The increased use of peer-to-peer communications could improve the overall capacity of the Internet and make it run much more smoothly. That’s the conclusion of a novel study mapping the structure of the Internet.
It’s the first study to look at how the Internet is organized in terms of function, as well as how it’s connected, says Shai Carmi, a physicist who took part in the research at the Bar Ilan University, in Israel. “This gives the most complete picture of the Internet available today,” he says.
While efforts have been made previously to plot the topological structure in terms of the connections between Internet nodes–computer networks or Internet Service Providers that act as relay stations for carrying information about the Net–none have taken into account the role that these connections play. “Some nodes may not be as important as other nodes,” says Carmi.
The researchers’ results depict the Internet as consisting of a dense core of 80 or so critical nodes surrounded by an outer shell of 5,000 sparsely connected, isolated nodes that are very much dependent upon this core. Separating the core from the outer shell are approximately 15,000 peer-connected and self-sufficient nodes.
Take away the core, and an interesting thing happens: about 30 percent of the nodes from the outer shell become completely cut off. But the remaining 70 percent can continue communicating because the middle region has enough peer-connected nodes to bypass the core.
With the core connected, any node is able to communicate with any other node within about four links. “If the core is removed, it takes about seven or eight links,” says Carmi. It’s a slower trip, but the data still gets there. Carmi believes we should take advantage of these alternate pathways to try to stop the core of the Internet from clogging up. “It can improve the efficiency of the Internet because the core would be less congested,” he says.
To build their map of the Internet, published in the latest issue of the Proceedings of the National Academy of Sciences, the researchers enlisted the assistance of 5,000 online volunteers who downloaded a program to help identify the connections between the 20,000 known nodes.
The distributed program sends information requests, or pings, to other parts of the Internet and records the route of the information on each journey.
Previous efforts had relied upon only a few dozen large computers to carry out this task, says Carmi. But by using this distributed approach, which meant collecting up to six million measurements a day over a period of two years from thousands of observation points around the world, it was possible to reveal more connections, says Scott Kirkpatrick, a professor of computer science and engineering at the Hebrew University of Jerusalem, who also took part in the study. In fact, the project has already identified about 20 percent more of the interconnections between Internet nodes than ever before.

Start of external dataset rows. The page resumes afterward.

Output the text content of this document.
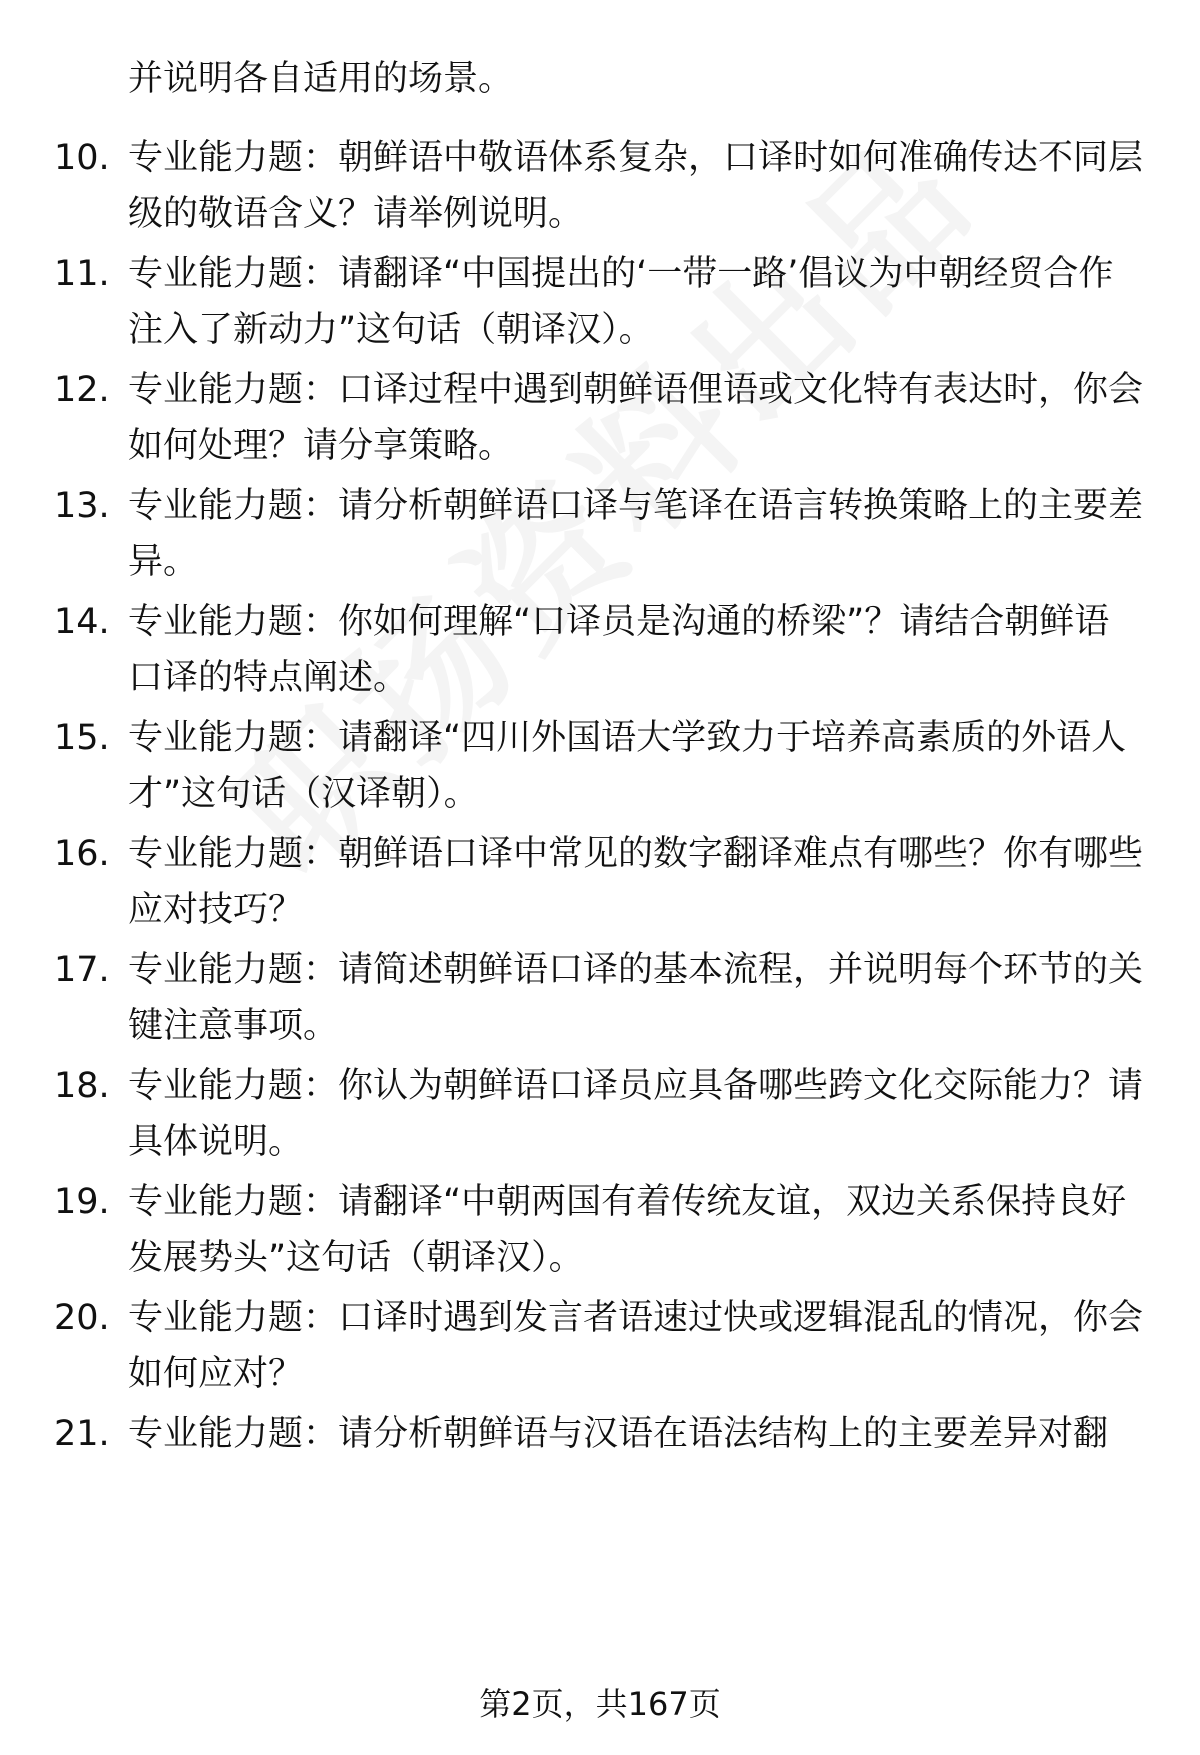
并说明各自适用的场景。
10. 专业能力题：朝鲜语中敬语体系复杂，口译时如何准确传达不同层级的敬语含义？请举例说明。
11. 专业能力题：请翻译“中国提出的‘一带一路’倡议为中朝经贸合作注入了新动力”这句话（朝译汉）。
12. 专业能力题：口译过程中遇到朝鲜语俚语或文化特有表达时，你会如何处理？请分享策略。
13. 专业能力题：请分析朝鲜语口译与笔译在语言转换策略上的主要差异。
14. 专业能力题：你如何理解“口译员是沟通的桥梁”？请结合朝鲜语口译的特点阐述。
15. 专业能力题：请翻译“四川外国语大学致力于培养高素质的外语人才”这句话（汉译朝）。
16. 专业能力题：朝鲜语口译中常见的数字翻译难点有哪些？你有哪些应对技巧？
17. 专业能力题：请简述朝鲜语口译的基本流程，并说明每个环节的关键注意事项。
18. 专业能力题：你认为朝鲜语口译员应具备哪些跨文化交际能力？请具体说明。
19. 专业能力题：请翻译“中朝两国有着传统友谊，双边关系保持良好发展势头”这句话（朝译汉）。
20. 专业能力题：口译时遇到发言者语速过快或逻辑混乱的情况，你会如何应对？
21. 专业能力题：请分析朝鲜语与汉语在语法结构上的主要差异对翻
第2页，共167页
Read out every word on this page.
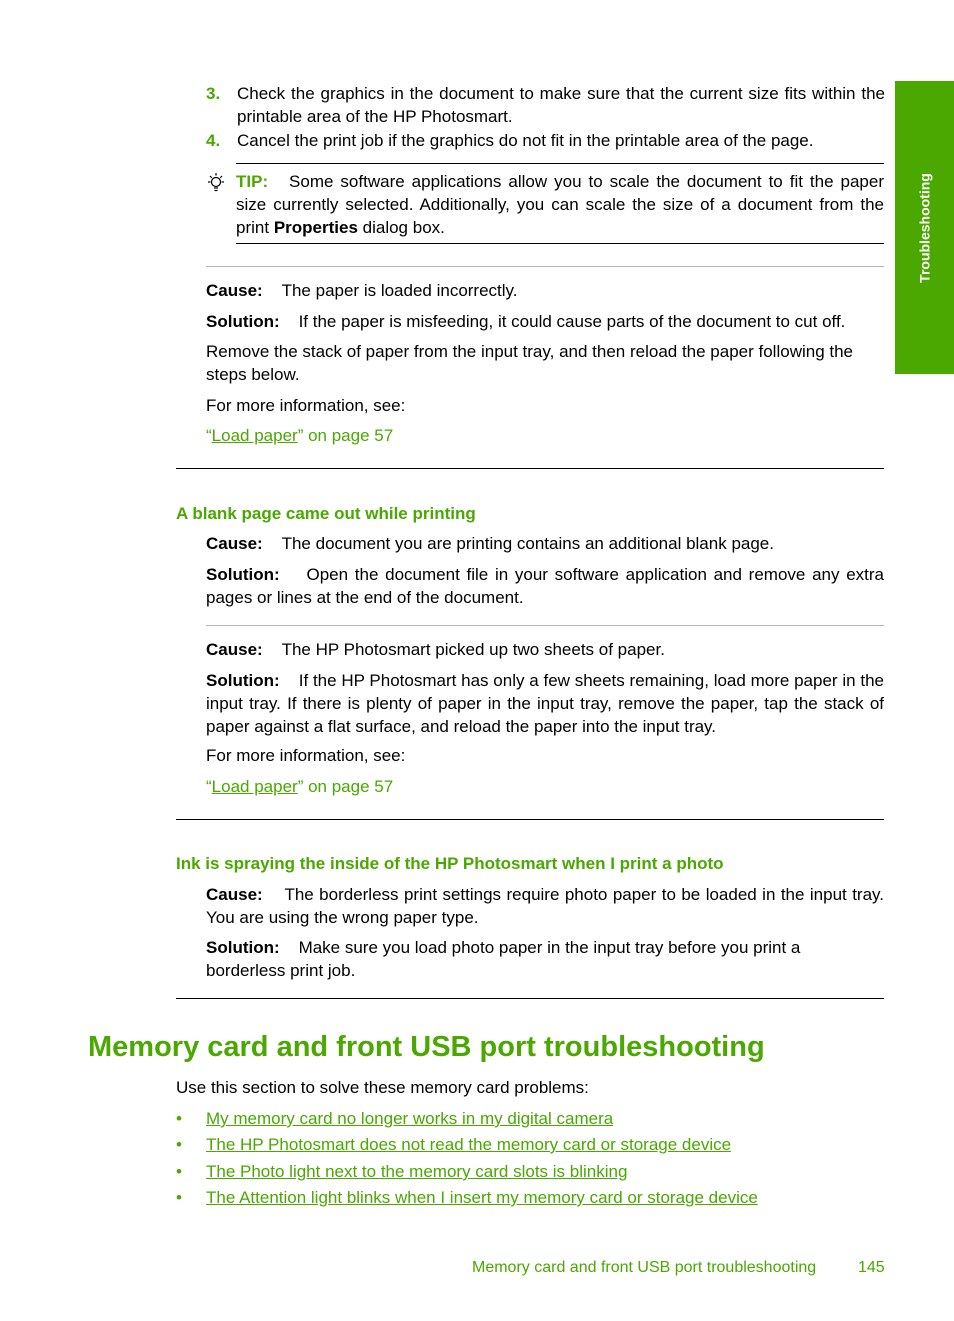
Troubleshooting
3. Check the graphics in the document to make sure that the current size fits within the printable area of the HP Photosmart.
4. Cancel the print job if the graphics do not fit in the printable area of the page.
TIP: Some software applications allow you to scale the document to fit the paper size currently selected. Additionally, you can scale the size of a document from the print Properties dialog box.
Cause: The paper is loaded incorrectly.
Solution: If the paper is misfeeding, it could cause parts of the document to cut off.
Remove the stack of paper from the input tray, and then reload the paper following the steps below.
For more information, see:
“Load paper” on page 57
A blank page came out while printing
Cause: The document you are printing contains an additional blank page.
Solution: Open the document file in your software application and remove any extra pages or lines at the end of the document.
Cause: The HP Photosmart picked up two sheets of paper.
Solution: If the HP Photosmart has only a few sheets remaining, load more paper in the input tray. If there is plenty of paper in the input tray, remove the paper, tap the stack of paper against a flat surface, and reload the paper into the input tray.
For more information, see:
“Load paper” on page 57
Ink is spraying the inside of the HP Photosmart when I print a photo
Cause: The borderless print settings require photo paper to be loaded in the input tray. You are using the wrong paper type.
Solution: Make sure you load photo paper in the input tray before you print a borderless print job.
Memory card and front USB port troubleshooting
Use this section to solve these memory card problems:
• My memory card no longer works in my digital camera
• The HP Photosmart does not read the memory card or storage device
• The Photo light next to the memory card slots is blinking
• The Attention light blinks when I insert my memory card or storage device
Memory card and front USB port troubleshooting	145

The researchers then used a novel hierarchical approach to map the connectivity data, taking into account how the nodes are connected. Each node was assessed based on how well connected it was to other nodes that are better connected.
Most previous research efforts only considered the number of connections as an indicator of the importance of a node without factoring in where those nodes lead, says Carmi. But taking this new approach, known as a k-shell model, allows for dead-end connections to be discounted, since they play a lesser role in the connectivity of the Internet.
Seth Bullock, a computer scientist at University of Southampton who studies network complexity and natural systems, finds it encouraging to see people taking a more sophisticated approach to modeling network structures, which are often quite crude.
But, Bullock warns, although there are potential benefits to improving the efficiency of the Internet using peer-to-peer networks, letting peer-to-peer networks grow in an unconstrained way could just as easily result in the creation of more congestion. For example, there would be nothing to prevent them from channeling data through the same nodes, thereby creating congestion elsewhere. Even so, there is currently a lot of interest in trying to figure out how to improve the Internet in the future; revealing its structure should help this process, says Kirkpatrick.